As for the crime, however, is it not obvious that much or practically all of it was drug-related and therefore economic? Thus, perhaps the true antidote for the feral city is not troops and Rand Corporation-inspired cabals, but a throwing off of much of the last vestiges of "civil" society (eg, legalization of drugs and prostitution) and the creation of a police force that is expressly devoted to crimes of violence.
What becomes obvious, however, in terms such as "feral city" is that such cities (and their populations) are viewed as innately ungovernable. In other words, the statist/fascist nightmare of a population the refuses to obey orders and respond to the external attempt to impose culture, values and order on people who have found or developed their own.
Thanks for this great write up and consideration of the three books; I'm sure to check them out. Reading, I was strongly reminded of Achille Mbembe's article on "necropolitics," (a google search turns up the following link, which appears to be public:
http://www.jhfc.duke.edu/icuss/pdfs/Mbembe.pdf) which is likewise derived in part from Foucault, and describes siege and occupation tactics like those Weizman treats.
Having read several of your military/security posts, I must admit to being confused by your simultaneous voyeurism and righteous indignation concerning urban warfare.
As noted above, your characterization of RAND is simply wrong.
At a certain point, walls and check points either work, or they don’t. I’m not sure what you have written provides any insight or alternatives regarding these issues.
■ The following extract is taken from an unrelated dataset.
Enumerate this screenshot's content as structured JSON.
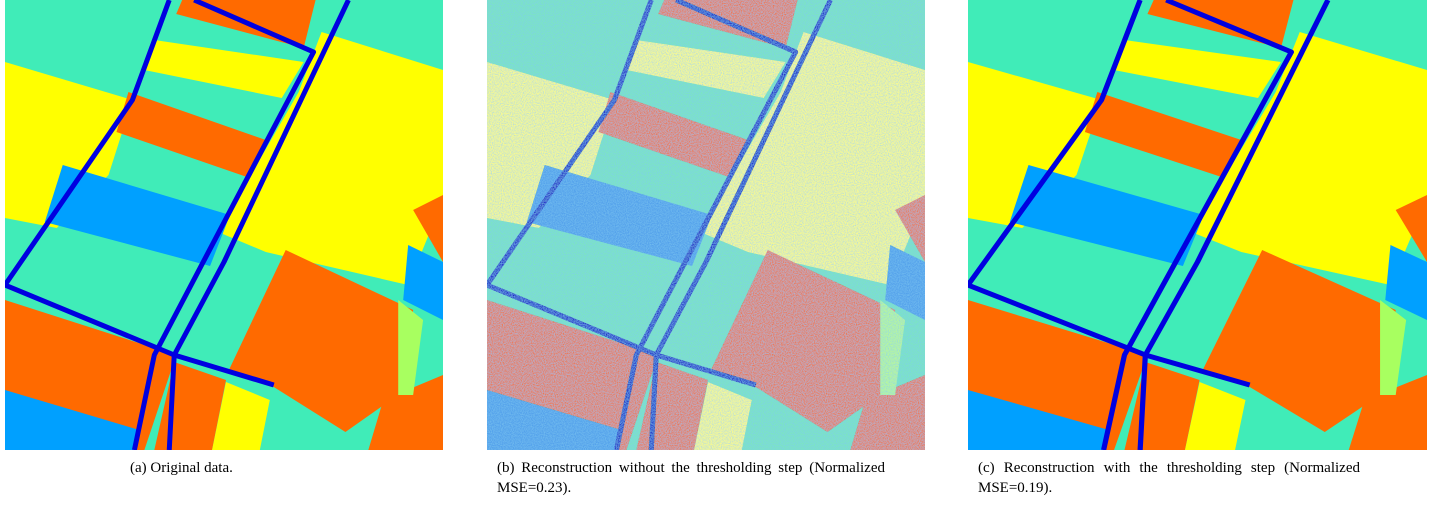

"RAND Corporation (Research ANd Development[2]) is a nonprofit global policy think tank first formed to offer research and analysis to the United States armed forces by Douglas Aircraft Company"... So RAND absolutey IS an Airforce thinktank, among many other things. Tavistock created RAND, along with SRI and many other 'think tanks'. Granted RAND is more than an Airforce think tank, but it IS that too. Great article by Mr. Graham IMHO.